Kekerasan di dunia pendidikan Indonesia semakin marak, ibarat jamur yang tumbuh subur di musim hujan. Berita tentang kekerasan verbal, fisik, hingga kekerasan seksual bermunculan dari berbagai daerah di tanah air. Sungguh ironis, pendidikan yang seharusnya menjadi ruang aman untuk tumbuh kembang generasi penerus bangsa, justru kerap menjadi lahan subur bagi tindakan-tindakan yang jauh dari nilai-nilai kemanusiaan.
Kasus kekerasan di sekolah dan kampus menunjukkan adanya celah besar dalam sistem pendidikan kita.
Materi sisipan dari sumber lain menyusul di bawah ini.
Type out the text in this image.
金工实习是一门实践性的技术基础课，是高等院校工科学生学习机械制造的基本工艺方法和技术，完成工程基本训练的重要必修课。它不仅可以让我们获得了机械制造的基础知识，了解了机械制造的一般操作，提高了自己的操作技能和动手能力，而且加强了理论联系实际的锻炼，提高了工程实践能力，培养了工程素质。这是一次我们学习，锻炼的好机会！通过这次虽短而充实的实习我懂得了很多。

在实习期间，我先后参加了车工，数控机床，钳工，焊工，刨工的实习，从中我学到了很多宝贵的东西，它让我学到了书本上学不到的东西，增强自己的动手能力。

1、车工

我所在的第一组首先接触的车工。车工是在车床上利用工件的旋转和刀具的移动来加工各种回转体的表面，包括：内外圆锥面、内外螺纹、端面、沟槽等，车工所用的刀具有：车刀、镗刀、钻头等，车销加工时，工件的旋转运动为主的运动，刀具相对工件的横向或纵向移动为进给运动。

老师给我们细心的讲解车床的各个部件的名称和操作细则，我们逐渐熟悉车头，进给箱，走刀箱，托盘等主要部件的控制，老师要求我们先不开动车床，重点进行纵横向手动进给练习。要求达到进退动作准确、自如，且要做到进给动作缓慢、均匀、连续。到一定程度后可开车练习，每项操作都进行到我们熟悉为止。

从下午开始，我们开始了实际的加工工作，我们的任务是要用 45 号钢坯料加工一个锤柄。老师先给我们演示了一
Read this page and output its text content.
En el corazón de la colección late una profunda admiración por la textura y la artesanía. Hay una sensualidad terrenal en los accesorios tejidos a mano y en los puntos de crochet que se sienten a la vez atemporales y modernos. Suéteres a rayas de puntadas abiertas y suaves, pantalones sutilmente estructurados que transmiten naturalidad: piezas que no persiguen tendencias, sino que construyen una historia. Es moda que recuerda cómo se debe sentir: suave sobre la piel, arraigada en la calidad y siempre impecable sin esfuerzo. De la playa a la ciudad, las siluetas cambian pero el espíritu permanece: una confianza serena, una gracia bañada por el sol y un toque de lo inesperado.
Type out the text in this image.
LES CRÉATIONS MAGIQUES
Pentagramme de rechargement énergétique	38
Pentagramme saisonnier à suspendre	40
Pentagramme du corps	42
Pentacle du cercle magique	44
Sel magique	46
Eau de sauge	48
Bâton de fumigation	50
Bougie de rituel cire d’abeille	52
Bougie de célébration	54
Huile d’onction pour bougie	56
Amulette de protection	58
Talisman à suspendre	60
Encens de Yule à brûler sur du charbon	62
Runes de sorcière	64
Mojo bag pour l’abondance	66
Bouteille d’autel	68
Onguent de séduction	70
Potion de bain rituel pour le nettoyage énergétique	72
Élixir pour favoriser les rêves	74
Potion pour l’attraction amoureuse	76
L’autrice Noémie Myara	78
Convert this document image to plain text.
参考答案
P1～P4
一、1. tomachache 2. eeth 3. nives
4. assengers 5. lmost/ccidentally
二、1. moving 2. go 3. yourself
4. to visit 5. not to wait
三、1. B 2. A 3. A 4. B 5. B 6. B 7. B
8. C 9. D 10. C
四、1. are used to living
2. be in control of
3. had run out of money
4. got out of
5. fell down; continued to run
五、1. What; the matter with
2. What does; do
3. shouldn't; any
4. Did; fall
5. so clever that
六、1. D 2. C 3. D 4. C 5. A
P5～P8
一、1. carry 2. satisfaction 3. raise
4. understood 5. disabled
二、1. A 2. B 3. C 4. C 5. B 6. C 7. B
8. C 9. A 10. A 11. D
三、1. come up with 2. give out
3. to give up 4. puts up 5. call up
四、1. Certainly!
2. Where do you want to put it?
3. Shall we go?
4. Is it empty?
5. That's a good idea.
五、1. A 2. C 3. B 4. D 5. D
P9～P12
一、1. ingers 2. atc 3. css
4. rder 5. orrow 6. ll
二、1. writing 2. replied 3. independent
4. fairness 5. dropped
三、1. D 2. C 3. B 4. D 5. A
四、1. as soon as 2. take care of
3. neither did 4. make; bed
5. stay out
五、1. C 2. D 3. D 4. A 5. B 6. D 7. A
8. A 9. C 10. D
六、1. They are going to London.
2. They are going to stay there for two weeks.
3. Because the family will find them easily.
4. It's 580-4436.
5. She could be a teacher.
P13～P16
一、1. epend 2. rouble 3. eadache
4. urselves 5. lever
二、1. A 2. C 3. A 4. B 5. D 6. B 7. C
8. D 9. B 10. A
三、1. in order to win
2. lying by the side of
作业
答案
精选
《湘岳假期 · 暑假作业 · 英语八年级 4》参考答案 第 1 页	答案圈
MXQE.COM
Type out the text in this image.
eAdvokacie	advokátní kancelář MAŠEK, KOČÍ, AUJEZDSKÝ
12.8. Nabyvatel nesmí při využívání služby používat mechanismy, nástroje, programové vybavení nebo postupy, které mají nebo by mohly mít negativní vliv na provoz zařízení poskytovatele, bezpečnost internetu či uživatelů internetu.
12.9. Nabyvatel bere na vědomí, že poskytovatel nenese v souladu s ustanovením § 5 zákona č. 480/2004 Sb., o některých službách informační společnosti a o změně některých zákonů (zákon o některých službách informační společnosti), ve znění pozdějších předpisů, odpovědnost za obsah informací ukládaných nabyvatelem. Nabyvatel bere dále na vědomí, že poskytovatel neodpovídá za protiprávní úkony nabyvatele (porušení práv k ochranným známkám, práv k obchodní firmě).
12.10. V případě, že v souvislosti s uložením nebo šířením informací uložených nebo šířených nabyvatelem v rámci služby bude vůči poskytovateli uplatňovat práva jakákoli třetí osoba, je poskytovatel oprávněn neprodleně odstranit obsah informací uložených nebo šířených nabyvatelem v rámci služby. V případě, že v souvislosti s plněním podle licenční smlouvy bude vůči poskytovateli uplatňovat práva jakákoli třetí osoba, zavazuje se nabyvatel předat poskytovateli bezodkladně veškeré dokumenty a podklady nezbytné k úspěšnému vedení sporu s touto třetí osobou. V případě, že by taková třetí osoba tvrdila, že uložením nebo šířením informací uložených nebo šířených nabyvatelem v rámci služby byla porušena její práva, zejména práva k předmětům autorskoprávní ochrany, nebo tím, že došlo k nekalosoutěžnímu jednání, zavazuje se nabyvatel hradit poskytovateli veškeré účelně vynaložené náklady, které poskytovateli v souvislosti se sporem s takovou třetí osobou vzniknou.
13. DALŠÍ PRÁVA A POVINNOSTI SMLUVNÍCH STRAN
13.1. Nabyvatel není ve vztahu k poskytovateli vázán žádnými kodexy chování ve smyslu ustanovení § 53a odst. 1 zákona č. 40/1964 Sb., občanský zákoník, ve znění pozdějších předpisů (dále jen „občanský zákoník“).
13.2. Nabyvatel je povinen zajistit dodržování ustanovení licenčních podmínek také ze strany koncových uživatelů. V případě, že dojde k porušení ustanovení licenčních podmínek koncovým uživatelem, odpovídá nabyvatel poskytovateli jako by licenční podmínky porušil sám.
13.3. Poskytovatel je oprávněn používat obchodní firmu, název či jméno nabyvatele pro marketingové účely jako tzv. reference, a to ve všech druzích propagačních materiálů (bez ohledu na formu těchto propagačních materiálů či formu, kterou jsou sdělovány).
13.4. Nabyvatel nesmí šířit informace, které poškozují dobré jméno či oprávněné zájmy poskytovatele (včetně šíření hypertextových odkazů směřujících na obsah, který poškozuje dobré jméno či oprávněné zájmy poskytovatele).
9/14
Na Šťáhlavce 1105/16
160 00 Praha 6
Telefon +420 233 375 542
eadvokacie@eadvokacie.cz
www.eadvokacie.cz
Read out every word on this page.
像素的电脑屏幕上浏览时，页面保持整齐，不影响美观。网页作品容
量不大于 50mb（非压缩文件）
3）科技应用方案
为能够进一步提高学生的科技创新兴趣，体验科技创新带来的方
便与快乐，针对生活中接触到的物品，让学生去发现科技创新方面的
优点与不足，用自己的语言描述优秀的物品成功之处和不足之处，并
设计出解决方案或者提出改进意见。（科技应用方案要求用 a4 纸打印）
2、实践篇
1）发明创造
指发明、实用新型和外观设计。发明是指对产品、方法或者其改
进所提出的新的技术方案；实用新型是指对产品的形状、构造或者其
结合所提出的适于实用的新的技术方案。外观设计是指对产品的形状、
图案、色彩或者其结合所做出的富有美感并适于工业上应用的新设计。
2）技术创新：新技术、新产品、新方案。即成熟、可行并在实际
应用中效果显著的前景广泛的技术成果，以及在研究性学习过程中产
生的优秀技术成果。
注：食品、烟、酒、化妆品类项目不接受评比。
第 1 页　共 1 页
Jika ditelusuri lebih dalam, kekerasan ini tidak datang secara tiba-tiba. Ia adalah hasil dari sistem yang sudah lama diterapkan, namun sayangnya gagal membentengi lingkungan pendidikan dari budaya kekerasan.
Sistem yang bermasalah ini ibarat penyakit kronis, yang tak pernah benar-benar disembuhkan, hanya dirawat seadanya, dan kini kambuh dengan dampak yang lebih luas.
Fenomena kekerasan di dunia pendidikan tidak hanya melibatkan individu, tapi juga lingkungan sosial dan struktural yang mendukung atau bahkan mengabaikan perilaku tersebut.
Baik dari siswa, guru, hingga sistem pengelolaan sekolah, semuanya berperan. Namun, seringkali respons terhadap masalah ini masih terfokus pada pelaku saja, tanpa melihat akar permasalahan yang lebih dalam ---mungkin budaya kekerasan ini sudah seperti benalu yang subur.
Memang benar, banyak sekolah dan kampus sudah berupaya menciptakan lingkungan yang ramah dan bebas kekerasan. Namun, sayangnya, upaya ini sering terbentur oleh regulasi dan birokrasi yang kurang mendukung.
Reformasi sistem pendidikan yang menekankan pentingnya empati, kesejahteraan mental, serta pendidikan karakter perlu lebih serius diimplementasikan, agar kekerasan tak lagi menjadi bagian dari dunia pendidikan.
Jika selama ini sudah ada kebijakan, regulasi dan program mengenai hal tersebut. Maka ada baiknya untuk benar-benar lebih diperhatikan kembali.
Pendidikan sejatinya adalah tempat untuk mencetak generasi yang "manusiawi" yang cerdas, kritis, dan berakhlak. Namun, tanpa perubahan mendasar dalam sistem yang ada, kekerasan akan terus merongrong kualitas pendidikan di Indonesia.
Kini saatnya kita semua, mulai dari pemerintah, pendidik, hingga masyarakat, bersatu untuk memutus mata rantai kekerasan dalam dunia pendidikan. Karena hanya dengan sistem yang sehat dan manusiawi, kita bisa mewujudkan pendidikan yang benar-benar membebaskan, bukan justru menindas.